Pernah
kah anda melihat atau setidaknya mendengar kampanye “Say No To Racism” dalam
setiap pertandingan sepak bola, di belahan dunia manapun pertandingan di
mainkan, FIFA selaku federasi tertinggi selalu mendengungkan kalimat tersebut.
Tujuannya jelas, untuk memerangi rasisme di dunia sepak bola. Pertanyaannya
kemudian adalah, apakah rasisme benar-benar bisa hilang? Jawabannya tentu
tidak. Tapi kalau pertanyaannya apakah kampanye tersebut bisa mengurangi kasus
rasisme? Jawabannya, iya.
Menghilangkan
rasisme dari sepak bola seperti “mencari jarum dalam jerami”, hampir mustahil.
Alasan saya berani mengatakan demikian di karenakan berbeda nya budaya tiap
yang membuat karakter orang yang berbeda pula, alasan lain yang cukup masuk
akal adalah sejarah idiologi politik masa lalu setiap negara juga sangat
mempengaruhi pola fikir masyarakat setempat. Kenapa saya mengatakan idiologi
politik cukup berpengaruh? Alasannya jelas, dari sekian banyak kasus rasisme
terjadi di Spanyol dan Italia.
Lalu,
apa hubungan kedua negara ini dengan idiologi politik yang saya maksud?

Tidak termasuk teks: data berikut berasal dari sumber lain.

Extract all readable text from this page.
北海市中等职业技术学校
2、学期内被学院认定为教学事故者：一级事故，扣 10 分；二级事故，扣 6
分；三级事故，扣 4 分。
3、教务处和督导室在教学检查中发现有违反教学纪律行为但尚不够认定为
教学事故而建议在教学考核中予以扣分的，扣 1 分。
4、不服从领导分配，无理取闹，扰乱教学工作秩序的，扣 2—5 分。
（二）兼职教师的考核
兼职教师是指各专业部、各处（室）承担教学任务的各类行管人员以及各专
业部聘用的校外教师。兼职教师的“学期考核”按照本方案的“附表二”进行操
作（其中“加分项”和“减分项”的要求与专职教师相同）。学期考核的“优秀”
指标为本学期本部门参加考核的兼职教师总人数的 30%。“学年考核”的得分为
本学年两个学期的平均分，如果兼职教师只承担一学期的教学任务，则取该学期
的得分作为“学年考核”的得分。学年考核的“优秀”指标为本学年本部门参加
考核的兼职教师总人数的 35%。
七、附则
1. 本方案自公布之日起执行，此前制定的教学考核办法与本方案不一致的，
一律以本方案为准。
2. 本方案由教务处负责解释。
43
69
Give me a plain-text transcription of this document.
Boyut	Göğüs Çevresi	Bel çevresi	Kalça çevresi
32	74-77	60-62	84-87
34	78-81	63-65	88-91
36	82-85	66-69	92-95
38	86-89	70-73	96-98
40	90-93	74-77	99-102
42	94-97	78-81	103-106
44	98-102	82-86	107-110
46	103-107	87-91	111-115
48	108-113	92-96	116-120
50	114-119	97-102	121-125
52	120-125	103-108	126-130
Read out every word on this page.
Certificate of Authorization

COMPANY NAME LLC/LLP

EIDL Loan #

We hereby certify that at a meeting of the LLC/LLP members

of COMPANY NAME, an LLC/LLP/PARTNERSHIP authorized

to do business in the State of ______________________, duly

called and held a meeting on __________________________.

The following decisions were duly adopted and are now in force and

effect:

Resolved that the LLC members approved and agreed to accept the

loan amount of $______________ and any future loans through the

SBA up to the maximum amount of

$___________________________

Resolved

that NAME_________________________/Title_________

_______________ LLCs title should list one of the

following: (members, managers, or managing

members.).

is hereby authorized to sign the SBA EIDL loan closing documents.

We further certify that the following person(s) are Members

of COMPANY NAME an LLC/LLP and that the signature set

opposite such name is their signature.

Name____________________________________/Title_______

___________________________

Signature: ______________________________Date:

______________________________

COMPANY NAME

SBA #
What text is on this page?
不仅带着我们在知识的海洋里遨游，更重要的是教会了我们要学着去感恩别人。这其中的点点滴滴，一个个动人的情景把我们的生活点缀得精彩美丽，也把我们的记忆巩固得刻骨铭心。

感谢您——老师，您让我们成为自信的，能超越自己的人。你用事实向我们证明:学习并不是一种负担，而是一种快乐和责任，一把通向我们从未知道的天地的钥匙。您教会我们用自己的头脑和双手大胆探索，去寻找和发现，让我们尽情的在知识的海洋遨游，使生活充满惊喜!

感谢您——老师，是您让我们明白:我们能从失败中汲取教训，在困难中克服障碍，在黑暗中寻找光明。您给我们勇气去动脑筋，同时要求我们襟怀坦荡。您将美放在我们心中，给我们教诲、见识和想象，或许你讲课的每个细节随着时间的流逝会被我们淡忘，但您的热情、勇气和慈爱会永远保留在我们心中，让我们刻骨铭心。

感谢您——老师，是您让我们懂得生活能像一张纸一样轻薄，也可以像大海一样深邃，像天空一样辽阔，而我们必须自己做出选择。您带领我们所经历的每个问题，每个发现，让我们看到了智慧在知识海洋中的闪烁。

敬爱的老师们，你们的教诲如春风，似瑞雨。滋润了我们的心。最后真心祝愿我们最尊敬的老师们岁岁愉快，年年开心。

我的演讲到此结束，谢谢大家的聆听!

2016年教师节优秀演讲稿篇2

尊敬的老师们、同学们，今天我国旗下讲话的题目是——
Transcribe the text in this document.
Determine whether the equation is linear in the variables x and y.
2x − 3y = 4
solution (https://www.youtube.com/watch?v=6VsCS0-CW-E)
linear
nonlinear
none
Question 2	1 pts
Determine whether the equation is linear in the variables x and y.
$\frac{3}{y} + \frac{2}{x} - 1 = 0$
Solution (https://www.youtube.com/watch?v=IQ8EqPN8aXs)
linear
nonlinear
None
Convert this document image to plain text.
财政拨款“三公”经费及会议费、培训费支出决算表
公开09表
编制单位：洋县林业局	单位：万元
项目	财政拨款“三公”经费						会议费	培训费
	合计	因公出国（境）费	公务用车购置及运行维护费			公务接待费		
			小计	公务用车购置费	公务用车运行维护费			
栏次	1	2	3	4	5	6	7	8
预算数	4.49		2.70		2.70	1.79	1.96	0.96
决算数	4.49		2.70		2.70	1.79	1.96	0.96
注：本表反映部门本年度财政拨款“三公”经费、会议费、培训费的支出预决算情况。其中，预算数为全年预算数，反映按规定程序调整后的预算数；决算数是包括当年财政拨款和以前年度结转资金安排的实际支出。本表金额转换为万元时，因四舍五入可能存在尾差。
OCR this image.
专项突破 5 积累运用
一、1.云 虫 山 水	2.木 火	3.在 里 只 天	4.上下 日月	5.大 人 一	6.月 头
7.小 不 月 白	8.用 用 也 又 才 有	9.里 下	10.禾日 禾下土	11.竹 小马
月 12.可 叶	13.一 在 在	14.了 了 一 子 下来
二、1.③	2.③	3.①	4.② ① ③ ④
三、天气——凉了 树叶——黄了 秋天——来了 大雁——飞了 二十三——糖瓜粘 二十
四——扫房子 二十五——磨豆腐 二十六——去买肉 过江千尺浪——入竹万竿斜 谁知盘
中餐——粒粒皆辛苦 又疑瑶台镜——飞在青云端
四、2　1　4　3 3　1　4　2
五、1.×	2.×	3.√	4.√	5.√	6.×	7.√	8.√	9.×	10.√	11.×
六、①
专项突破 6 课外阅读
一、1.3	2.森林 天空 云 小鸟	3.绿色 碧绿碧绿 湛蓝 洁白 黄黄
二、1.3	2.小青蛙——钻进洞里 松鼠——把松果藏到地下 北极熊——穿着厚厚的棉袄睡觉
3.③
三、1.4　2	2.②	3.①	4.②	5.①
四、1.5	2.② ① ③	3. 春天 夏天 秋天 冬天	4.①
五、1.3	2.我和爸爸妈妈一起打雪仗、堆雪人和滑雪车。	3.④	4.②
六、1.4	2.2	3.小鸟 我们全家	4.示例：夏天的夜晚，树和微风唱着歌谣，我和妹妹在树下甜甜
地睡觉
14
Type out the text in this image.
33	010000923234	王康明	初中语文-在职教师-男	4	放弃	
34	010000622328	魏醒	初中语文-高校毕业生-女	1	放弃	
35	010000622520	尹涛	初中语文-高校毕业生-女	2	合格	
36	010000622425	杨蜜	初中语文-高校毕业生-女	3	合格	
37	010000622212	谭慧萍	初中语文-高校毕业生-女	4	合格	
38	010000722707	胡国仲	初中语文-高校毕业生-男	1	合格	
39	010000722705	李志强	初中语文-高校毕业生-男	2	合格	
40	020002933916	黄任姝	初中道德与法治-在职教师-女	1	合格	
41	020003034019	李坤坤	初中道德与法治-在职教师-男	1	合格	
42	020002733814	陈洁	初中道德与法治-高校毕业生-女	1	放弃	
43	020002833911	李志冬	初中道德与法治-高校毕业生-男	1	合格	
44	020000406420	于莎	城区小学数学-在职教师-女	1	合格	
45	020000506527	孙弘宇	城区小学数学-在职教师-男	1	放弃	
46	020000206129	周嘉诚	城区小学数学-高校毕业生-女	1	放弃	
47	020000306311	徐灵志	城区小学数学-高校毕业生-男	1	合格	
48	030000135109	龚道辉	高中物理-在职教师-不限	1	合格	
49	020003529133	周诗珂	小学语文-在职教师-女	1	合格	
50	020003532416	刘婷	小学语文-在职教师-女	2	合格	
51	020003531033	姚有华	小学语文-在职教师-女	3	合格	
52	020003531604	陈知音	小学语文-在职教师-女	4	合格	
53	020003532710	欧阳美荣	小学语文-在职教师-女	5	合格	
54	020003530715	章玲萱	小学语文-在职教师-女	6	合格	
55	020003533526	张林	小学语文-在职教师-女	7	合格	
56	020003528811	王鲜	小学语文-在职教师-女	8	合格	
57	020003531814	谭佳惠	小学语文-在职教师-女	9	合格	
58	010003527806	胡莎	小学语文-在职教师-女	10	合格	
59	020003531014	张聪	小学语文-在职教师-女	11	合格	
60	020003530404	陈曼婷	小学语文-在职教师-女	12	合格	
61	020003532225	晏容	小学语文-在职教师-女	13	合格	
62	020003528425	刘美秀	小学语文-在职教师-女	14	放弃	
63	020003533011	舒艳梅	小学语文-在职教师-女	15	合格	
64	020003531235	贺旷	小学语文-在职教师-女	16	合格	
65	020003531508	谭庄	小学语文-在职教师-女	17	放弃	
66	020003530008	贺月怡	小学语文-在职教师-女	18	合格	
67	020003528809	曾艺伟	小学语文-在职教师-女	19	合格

Jika
kita berpijak pada sejarah kedua negara tersebut tentu kita bisa mendapatkan
“benang merah nya” mengingat kedua negara ini menjadi simbol Fasisme di Eropa
Selatan.
Fasisme
adalah paham yang sangat membanggakan bangsa nya sendiri dan memandang rendah
atau cenderung tidak menganggap keberadaan bangsa lain, dengan kata lain
Fasisme dapat di artikan sebagai suatu sikap nasionalisme yang berlebihan.
Dari
pengertian Fasisme diatas kita bisa menyimpulkan alasan kenapa bangsa Spanyol
dan Italia sangat rentan dengan kasus rasisme. Berbekal sejarah masa lalu
masyarakat disana masih tabu dengan orang yang berkulit hitam dan seolah
menatap warga kulit hitam dengan pandangan sinis seolah bertanya “bagaimana ada
orang seperti ini hidup disini?”. Mungkin kita masih ingat kasus yang menimpa
Samuel Eto’o ketika masih memperkuat Barcelona, pemain berdarah Kamerun
tersebut mendapat hinaan yang tak pantas ketika tim nya menghadapi Real Zaragoza
dalam lanjutan La Liga. Selama pertandingan berjalan, setiap Eto’o menyentuh
bola fans tuan rumah “menyambutnya” dengan menirukan suara monyet, sontak
kejadian ini membuat Samuel Eto’o murka dan langsung meninggalkan lapangan
dengan segala amarah yang di simpan dalam benak nya.
![]() |
eto'o bereaksi setelah mendapat ejekan rasisme dari suporter lawan |
Atau
bagaimana terkejutnya kita ketika
pelatih karismatik Spanyol Luis Aragones menyemprot
pemain nya Jose Antonia Reyes dengan mengatakan bahwa Thierry Henry hanya
seekor kera hitam yang tak patut di tiru (ketika itu Reyes adalah teman satu
tim Henry di Arsenal). Kejadian heroik yang mendapatkan simpatik banyak orang
sempat terjadi di La Liga Spanyol ketika bek Barcelona Dani Alves di lempari
pisang ketika hendak menedang bola melalui tendangan sudut, tanpa berpikir
panjang Alves langsung mengambil pisang tersebut dan memakan nya dengan nikmat.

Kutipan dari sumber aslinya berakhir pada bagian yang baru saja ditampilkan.